The clowns  that ride their unicycles and juggle their personal reasoning’s for choosing not to date/marry black woman are nothing more than mere side show freaks; being used at their expense for the amusement of any other race of people whom speak negatively about African Americans.  These black ‘men’ don’t understand that every time they cut black women down and call us our names they aid in the ‘tom foolery’ that makes us look like the baboons depicted in black face menstrual shows. They feed into the common misconceptions about all black women;  that has spread like a common cold from one thought process to the next, worldwide. Not all of us are rude, aggressive, loud, fake (fake hair, nails, eyes, shoes, clothes and accessories), ‘boujetto’, fat, unattractive, ugly to the bone and manless. We don’t all look and sound like Rasputia of Eddie Murphy’s blockbuster flop “Norbit”;  we’re not all video ‘hip hop honey’s like Melisa Ford, or Buffy the Body (with an abnormally large rear end) ; We don’t all have numerous babies from differ men, on government assistance with high blood pressure, sugar diabetes living in section 8 housing.  So there’s no need for our brotha’s to fly half way across the world to find a ‘good woman’.

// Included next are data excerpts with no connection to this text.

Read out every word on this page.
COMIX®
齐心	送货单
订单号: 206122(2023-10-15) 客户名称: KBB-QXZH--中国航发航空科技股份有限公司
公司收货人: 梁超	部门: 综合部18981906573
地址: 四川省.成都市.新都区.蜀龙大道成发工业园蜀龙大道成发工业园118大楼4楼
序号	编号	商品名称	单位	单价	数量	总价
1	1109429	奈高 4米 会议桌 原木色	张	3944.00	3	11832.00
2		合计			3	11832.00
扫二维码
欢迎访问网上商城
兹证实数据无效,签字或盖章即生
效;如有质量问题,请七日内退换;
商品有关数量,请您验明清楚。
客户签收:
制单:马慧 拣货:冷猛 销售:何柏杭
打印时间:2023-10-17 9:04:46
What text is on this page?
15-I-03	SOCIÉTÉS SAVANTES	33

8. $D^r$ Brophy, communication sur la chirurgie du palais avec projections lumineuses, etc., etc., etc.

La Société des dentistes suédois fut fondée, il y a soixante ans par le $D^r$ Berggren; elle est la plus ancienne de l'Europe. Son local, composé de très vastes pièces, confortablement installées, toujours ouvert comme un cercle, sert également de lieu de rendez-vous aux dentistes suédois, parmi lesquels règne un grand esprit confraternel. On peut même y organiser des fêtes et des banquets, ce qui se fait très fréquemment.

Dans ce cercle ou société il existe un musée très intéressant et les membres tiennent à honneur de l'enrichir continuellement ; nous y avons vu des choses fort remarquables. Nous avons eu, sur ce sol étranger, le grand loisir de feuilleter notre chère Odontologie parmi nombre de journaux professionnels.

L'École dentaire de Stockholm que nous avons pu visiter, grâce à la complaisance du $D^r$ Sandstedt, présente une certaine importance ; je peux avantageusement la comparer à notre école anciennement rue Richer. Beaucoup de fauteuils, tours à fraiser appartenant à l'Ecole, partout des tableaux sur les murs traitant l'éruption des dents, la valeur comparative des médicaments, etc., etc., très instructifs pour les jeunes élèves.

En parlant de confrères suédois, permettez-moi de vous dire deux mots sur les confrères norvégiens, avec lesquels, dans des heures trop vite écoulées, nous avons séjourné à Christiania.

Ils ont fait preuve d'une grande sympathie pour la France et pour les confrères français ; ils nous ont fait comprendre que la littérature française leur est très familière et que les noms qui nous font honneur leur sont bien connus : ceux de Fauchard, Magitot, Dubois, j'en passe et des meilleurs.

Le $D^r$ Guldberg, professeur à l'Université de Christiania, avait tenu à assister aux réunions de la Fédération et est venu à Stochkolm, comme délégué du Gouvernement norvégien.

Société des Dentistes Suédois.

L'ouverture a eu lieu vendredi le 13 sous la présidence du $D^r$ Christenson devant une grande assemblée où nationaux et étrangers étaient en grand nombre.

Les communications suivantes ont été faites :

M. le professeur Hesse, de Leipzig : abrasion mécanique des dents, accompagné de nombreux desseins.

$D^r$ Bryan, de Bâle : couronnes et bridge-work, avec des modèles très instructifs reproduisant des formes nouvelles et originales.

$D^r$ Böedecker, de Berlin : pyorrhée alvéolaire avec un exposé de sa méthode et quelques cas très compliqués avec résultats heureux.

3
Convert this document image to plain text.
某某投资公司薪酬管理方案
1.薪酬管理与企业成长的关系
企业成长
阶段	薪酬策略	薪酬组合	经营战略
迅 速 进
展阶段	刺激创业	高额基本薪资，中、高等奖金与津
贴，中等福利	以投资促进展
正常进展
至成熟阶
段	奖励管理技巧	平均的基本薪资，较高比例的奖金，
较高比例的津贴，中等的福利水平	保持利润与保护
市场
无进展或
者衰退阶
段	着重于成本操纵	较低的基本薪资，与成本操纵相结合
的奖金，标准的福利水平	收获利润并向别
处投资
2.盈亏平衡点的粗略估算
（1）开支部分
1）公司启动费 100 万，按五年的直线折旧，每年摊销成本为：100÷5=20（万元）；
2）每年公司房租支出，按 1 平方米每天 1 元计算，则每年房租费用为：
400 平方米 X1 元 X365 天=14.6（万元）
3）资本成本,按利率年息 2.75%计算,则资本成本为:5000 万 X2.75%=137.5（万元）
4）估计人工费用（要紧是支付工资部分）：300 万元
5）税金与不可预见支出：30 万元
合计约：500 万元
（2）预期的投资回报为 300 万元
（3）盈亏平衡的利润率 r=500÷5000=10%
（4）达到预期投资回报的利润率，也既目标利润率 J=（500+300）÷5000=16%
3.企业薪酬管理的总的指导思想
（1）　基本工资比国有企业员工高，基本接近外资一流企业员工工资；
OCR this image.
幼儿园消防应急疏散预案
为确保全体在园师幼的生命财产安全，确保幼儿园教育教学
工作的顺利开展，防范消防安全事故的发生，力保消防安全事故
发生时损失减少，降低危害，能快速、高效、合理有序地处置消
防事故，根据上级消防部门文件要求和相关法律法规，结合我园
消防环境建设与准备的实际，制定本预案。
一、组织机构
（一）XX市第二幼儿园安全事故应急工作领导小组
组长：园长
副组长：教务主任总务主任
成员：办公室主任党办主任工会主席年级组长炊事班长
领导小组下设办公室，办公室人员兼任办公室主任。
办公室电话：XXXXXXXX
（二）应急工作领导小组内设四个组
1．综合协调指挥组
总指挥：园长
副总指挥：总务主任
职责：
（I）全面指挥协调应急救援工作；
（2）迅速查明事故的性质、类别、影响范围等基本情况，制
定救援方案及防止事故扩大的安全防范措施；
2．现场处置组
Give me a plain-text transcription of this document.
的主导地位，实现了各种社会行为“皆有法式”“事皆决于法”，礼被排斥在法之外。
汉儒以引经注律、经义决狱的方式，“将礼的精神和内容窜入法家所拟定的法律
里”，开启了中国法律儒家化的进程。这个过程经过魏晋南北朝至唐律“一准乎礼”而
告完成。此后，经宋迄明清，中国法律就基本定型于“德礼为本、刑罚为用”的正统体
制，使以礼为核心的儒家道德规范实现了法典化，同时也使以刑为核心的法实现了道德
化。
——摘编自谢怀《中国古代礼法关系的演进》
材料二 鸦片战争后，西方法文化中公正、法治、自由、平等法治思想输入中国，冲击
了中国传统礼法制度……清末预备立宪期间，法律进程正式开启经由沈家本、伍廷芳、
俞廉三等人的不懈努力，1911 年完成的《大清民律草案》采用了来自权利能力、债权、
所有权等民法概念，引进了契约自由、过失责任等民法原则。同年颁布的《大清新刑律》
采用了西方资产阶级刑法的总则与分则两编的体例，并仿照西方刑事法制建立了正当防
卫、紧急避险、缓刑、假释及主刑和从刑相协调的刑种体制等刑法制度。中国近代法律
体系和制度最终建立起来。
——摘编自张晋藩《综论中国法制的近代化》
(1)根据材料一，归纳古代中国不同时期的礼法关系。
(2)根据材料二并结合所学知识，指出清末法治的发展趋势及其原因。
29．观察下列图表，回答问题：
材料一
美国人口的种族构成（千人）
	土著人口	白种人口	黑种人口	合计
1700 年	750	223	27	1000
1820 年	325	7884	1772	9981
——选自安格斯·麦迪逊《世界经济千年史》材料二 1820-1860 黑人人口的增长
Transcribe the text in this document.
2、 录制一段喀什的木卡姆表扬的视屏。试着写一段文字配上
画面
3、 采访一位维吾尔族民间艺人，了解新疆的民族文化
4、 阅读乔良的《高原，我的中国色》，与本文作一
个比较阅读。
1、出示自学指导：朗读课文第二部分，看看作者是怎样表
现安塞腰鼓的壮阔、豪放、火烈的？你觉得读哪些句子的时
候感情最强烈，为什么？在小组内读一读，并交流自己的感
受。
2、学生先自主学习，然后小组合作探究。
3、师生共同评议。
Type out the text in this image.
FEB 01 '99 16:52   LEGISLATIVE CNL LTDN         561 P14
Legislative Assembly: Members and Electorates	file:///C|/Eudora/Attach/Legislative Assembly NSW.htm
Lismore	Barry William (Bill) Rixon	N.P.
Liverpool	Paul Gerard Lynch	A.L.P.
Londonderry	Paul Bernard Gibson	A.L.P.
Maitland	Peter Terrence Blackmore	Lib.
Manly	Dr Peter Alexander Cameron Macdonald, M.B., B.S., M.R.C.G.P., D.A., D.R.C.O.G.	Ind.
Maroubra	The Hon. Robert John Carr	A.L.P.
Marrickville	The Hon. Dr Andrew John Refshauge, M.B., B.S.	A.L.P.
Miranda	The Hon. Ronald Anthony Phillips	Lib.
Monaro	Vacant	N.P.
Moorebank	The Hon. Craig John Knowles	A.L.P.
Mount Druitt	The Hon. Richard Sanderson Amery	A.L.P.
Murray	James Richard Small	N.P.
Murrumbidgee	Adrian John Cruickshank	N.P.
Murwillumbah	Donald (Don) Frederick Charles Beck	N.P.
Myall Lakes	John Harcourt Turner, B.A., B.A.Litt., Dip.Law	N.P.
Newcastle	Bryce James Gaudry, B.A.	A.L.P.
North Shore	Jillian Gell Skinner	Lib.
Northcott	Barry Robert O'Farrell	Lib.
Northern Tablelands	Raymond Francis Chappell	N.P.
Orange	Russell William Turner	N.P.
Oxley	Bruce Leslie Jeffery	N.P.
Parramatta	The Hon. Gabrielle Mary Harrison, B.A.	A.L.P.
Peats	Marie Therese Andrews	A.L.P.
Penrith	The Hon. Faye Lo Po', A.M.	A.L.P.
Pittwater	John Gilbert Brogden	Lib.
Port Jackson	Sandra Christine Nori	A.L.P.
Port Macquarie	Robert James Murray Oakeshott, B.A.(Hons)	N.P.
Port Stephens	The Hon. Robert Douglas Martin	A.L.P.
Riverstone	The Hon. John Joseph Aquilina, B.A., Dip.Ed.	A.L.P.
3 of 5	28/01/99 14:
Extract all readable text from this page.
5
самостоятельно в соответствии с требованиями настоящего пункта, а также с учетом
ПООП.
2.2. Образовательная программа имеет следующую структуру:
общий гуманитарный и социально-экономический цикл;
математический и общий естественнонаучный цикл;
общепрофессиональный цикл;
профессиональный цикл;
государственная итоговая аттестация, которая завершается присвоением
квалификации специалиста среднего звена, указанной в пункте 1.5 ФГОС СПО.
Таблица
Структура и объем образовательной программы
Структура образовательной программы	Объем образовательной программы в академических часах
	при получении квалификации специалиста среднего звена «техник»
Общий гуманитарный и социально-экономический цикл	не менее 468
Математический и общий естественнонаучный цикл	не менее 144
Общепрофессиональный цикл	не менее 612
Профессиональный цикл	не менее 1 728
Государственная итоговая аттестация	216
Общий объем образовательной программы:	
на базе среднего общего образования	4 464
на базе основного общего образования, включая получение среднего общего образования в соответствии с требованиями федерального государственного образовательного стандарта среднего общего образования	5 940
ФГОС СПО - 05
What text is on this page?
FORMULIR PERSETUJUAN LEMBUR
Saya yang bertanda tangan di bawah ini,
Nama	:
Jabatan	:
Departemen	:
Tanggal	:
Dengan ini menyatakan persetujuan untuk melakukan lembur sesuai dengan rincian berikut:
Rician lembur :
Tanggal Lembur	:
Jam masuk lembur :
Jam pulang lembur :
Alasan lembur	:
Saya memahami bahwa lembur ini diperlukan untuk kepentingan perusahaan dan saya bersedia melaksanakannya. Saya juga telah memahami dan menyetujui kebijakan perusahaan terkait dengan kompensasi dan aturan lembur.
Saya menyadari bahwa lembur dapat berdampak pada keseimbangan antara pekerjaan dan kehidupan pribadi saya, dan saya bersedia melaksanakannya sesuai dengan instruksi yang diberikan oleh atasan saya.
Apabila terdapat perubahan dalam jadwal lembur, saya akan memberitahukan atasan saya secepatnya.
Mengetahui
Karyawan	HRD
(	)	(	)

All these negative stereotypes, insults, cut downs, verbal assaults and generalizations hurt. When I see these negative images, hear these bone cutting words being used to describe my grandmother, mother, sister, niece, cousins, close friends and myself; it causes me to become withdrawn within myself.

 My sister ‘s whom gain a few pounds after giving birth to a future king or queen covers herself for fear of being seen as unattractive, used goods.

My sister who’s educated, god-fearing and down to earth comes to the realization that in order to find her place next to her king, she must be seated as queen next to a man who’s not of her own people.

 My sister who’s struggling to make ends meet, due to a lack of support from the father of her child assumes the role of being ghetto, loud, aggressive and in section 8. Why not? Why be any other way when it’s already assumed that this is who she is?